DNS lookup failures
Incident Report for AchieveIt
Postmortem

Summary

On Thursday, September 2, 2021 from approximately 14:06 UTC until 16:22 UTC our US commercial and government hosting environments both experienced a service interruption related to a configuration error in the service we use to manage our domain name and DNSSEC configuration, GoDaddy. We observed that our monitoring tools reported increasing errors of DNS queries for domain names used by our application, such as my.achieveit.com, during the 136 minutes of the interruption. As the errors increased, it is possible that some users were not able to reach the system. At approximately 16:20 UTC we cleared the interruption by manually resetting the state on our DNSSEC configuration, and this resulted in queries succeeding across all our monitoring regions within minutes.

Root Cause

We confirmed with GoDaddy support that on September 2, 2021, they experienced a failure in their managed DNSSEC service that caused some of the regular updates to DNSSEC records to not succeed. We observed that the outcome of this failure was that one of RRSIG signing key used to sign the DNSKEY records for the achieveit.com domain was not properly rotated and thus expired at 14:05 UTC on September 2. When the key expired, DNS resolvers that were handling queries for our domain began to error out due to the invalid key. Although this was a good indication that DNSSEC protection of our domain was working as desired, in this case it was due to an operational error and not a security fault.

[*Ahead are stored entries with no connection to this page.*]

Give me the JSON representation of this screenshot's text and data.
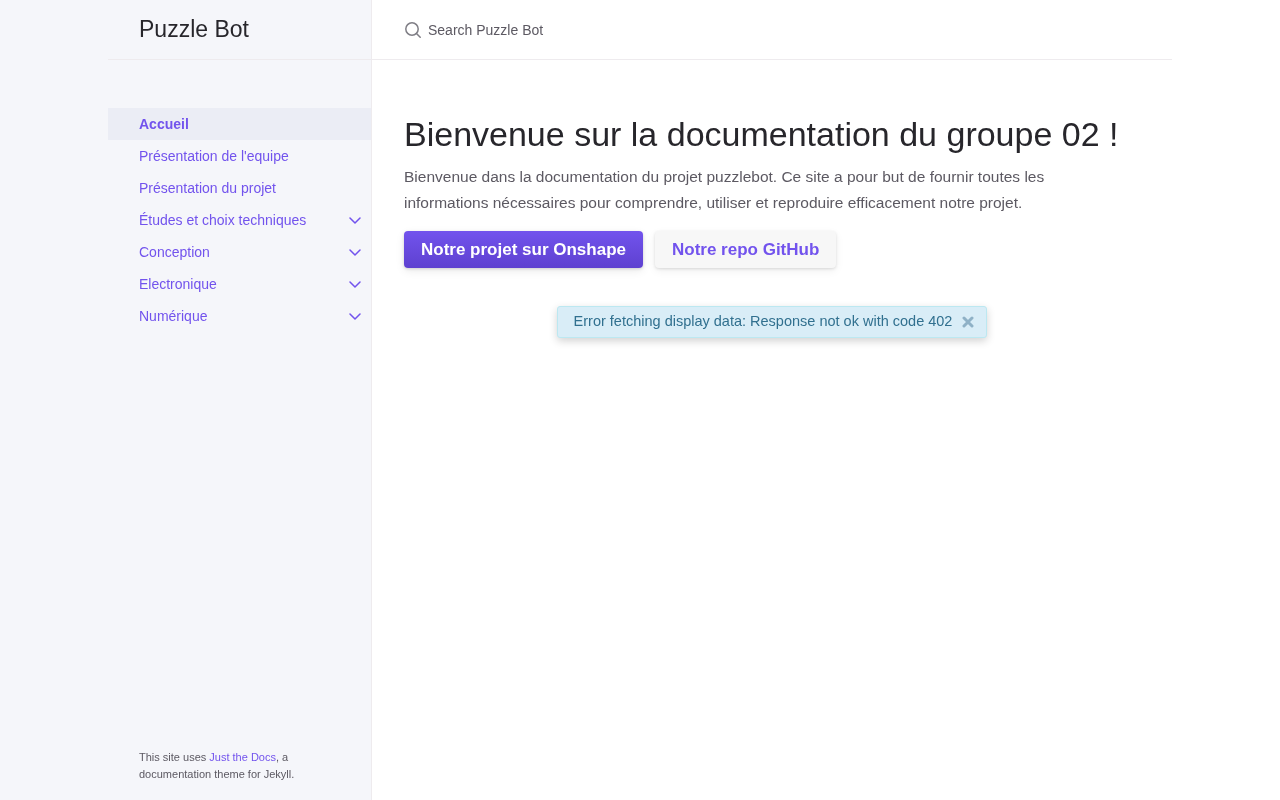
{
  "site_title": "Puzzle Bot",
  "search": {
    "placeholder": "Search Puzzle Bot"
  },
  "nav": [
    {
      "label": "Accueil",
      "selected": true,
      "expandable": false
    },
    {
      "label": "Présentation de l'equipe",
      "selected": false,
      "expandable": false
    },
    {
      "label": "Présentation du projet",
      "selected": false,
      "expandable": false
    },
    {
      "label": "Études et choix techniques",
      "selected": false,
      "expandable": true
    },
    {
      "label": "Conception",
      "selected": false,
      "expandable": true
    },
    {
      "label": "Electronique",
      "selected": false,
      "expandable": true
    },
    {
      "label": "Numérique",
      "selected": false,
      "expandable": true
    }
  ],
  "footer": {
    "before": "This site uses ",
    "link": "Just the Docs",
    "after": ", a documentation theme for Jekyll."
  },
  "page": {
    "title": "Bienvenue sur la documentation du groupe 02 !",
    "intro": "Bienvenue dans la documentation du projet puzzlebot. Ce site a pour but de fournir toutes les informations nécessaires pour comprendre, utiliser et reproduire efficacement notre projet.",
    "buttons": [
      {
        "label": "Notre projet sur Onshape",
        "kind": "primary"
      },
      {
        "label": "Notre repo GitHub",
        "kind": "secondary"
      }
    ]
  },
  "alert": {
    "message": "Error fetching display data: Response not ok with code 402"
  }
}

After investigating the issue and working with GoDaddy support to understand the root cause, we decided to toggle the DNSSEC configuration in an attempt to reset the expiration on the RRSIG signing key. At approximately 16:20 UTC we toggle the configuration and immediately observed that the RRSIG expiration was updated and DNS queries began to succeed again. Within a minutes, we observed that all our DNS monitoring errors cleared worldwide.

Mitigation Actions

The main mitigation action was taken by GoDaddy: they verified that they released patches for the DNSSEC system on September 2 and September 3 to correct the failure. AchieveIt will continue to monitor the rotation cycles of our DNSSEC records to ensure the fix GoDaddy put in place works as expected.

Posted Sep 10, 2021 - 15:14 EDT

Resolved
We have confirmed that DNS lookups are working functioning as expected and all services are accessible again. We will perform additional investigation and post a post mortem as soon as we have identified the root cause of the interruption.
Posted Sep 02, 2021 - 12:55 EDT
Monitoring
We have updated a configuration in our DNS records and we believe that has allowed lookups to succeed again. We will continue to monitor the issue and provide an update with additional resolution details shortly.
Posted Sep 02, 2021 - 12:35 EDT
Identified
We have identified a problem with part of the security configuration in our DNS settings that is likely causing the lookup failures. We are working with our DNS provider to try to resolve the issue.
Posted Sep 02, 2021 - 12:13 EDT
Investigating
We are receiving reports that some users are not able to access our production web applications that appear to be related to DNS lookups failing in some public DNS resolvers. We are investigating the issue and will update with additional details.
Posted Sep 02, 2021 - 11:00 EDT
This incident affected: Web Application - Commercial Environment and Web Application - US Government Environment.